Modernizing transportation networks offers the clearest—and, in many cases, biggest—environmental and economic benefits to cities. From the introduction of steam engines in New York City to cable cars in San Francisco, cities have always been innovators when it comes to transportation. In recent years, bike-sharing programs have given cities entirely new mass transit networks, and more cities are investing in electric buses, fuel-efficient taxi fleets, and electronic vehicle charging stations.
Buildings offer another important opportunity for progress. From London to Seoul, major cities have begun wide-scale retrofits of their existing buildings, installing everything from LED lighting to heating and cooling systems that draw their energy from the earth beneath the buildings.
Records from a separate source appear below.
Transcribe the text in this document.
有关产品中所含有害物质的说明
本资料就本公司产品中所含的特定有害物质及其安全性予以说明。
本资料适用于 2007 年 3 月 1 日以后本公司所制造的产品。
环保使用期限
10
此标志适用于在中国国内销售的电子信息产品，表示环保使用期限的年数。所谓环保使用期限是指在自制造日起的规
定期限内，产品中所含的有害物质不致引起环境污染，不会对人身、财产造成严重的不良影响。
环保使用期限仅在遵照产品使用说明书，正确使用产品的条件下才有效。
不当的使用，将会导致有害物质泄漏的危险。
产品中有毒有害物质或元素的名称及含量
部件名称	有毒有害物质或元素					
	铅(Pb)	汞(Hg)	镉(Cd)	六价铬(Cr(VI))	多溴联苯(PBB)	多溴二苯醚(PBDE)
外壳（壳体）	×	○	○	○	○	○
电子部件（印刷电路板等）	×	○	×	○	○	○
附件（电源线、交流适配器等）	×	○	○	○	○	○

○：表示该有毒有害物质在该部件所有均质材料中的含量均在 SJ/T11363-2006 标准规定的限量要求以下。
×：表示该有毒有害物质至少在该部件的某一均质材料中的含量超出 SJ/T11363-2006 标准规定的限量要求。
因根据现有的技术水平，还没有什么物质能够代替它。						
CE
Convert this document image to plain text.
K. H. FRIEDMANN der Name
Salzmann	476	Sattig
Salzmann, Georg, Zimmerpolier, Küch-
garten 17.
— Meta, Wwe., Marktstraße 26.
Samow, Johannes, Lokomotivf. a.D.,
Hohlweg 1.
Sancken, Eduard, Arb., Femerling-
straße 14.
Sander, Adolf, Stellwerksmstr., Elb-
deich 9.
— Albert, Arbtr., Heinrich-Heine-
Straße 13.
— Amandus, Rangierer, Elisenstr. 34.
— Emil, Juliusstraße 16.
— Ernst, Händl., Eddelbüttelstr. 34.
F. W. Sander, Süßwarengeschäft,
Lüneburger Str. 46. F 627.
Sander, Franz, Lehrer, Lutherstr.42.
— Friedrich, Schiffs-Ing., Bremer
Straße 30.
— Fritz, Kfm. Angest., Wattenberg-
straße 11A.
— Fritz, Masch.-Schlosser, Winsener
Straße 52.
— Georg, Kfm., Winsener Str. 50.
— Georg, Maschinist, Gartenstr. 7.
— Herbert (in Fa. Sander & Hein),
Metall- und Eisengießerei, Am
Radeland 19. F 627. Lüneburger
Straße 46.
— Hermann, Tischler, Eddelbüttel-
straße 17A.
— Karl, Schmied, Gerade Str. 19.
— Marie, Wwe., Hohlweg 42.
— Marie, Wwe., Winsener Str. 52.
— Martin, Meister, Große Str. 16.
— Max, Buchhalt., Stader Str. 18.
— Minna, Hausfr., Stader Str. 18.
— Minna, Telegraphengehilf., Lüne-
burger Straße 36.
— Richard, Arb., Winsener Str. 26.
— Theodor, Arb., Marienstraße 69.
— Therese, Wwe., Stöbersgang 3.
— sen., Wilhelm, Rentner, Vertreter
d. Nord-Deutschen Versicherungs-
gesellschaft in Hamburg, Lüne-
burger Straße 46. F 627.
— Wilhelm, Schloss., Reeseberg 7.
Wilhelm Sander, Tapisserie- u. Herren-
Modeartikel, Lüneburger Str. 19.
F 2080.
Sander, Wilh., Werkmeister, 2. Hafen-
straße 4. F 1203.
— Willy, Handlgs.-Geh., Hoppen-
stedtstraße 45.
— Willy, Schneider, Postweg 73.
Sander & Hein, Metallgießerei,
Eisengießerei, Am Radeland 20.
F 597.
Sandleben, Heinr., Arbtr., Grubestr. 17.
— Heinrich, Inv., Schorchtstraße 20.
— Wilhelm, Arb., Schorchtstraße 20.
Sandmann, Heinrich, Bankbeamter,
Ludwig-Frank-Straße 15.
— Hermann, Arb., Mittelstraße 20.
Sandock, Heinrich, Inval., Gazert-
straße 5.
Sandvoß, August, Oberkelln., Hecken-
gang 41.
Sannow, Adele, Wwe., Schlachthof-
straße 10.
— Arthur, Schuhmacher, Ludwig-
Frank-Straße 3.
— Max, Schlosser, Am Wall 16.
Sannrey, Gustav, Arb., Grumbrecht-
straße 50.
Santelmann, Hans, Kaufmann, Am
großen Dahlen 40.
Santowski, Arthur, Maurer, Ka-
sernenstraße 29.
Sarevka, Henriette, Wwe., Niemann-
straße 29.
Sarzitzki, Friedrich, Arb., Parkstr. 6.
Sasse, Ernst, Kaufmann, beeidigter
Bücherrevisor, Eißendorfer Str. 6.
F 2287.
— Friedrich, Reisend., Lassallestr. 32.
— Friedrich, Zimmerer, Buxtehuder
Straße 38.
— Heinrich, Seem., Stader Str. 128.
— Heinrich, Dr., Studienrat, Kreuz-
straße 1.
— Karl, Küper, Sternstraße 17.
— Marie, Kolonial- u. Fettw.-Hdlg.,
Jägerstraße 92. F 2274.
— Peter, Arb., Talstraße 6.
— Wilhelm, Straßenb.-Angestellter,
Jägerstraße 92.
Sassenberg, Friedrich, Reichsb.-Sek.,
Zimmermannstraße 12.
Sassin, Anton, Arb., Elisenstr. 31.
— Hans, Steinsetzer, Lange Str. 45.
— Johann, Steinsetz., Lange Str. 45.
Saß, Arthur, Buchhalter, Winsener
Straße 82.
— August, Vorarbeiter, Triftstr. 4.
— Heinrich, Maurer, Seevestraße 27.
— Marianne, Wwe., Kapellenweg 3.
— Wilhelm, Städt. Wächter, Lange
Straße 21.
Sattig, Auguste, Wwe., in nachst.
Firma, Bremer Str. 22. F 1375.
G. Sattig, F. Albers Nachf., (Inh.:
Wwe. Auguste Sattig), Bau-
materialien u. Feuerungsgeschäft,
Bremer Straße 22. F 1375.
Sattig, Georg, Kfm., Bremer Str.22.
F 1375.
In New York, we encouraged building owners to paint their roofs white to save on cooling costs, which, together with many other steps, helped the city reduce its carbon footprint by 19 percent in just eight years.
Cities are also playing a leading role in adapting to climate change. For example, the Lower Ninth Ward in New Orleans, the area hardest hit by Hurricane Katrina, has become a national leader in rooftop solar power adoption. Mumbai, recognizing the storm surge protection provided by mangroves, has moved effectively to protect and nurture them. And in New York City, after Hurricane Sandy, we developed and began implementing a comprehensive long-term plan for mitigating the effects of major storms.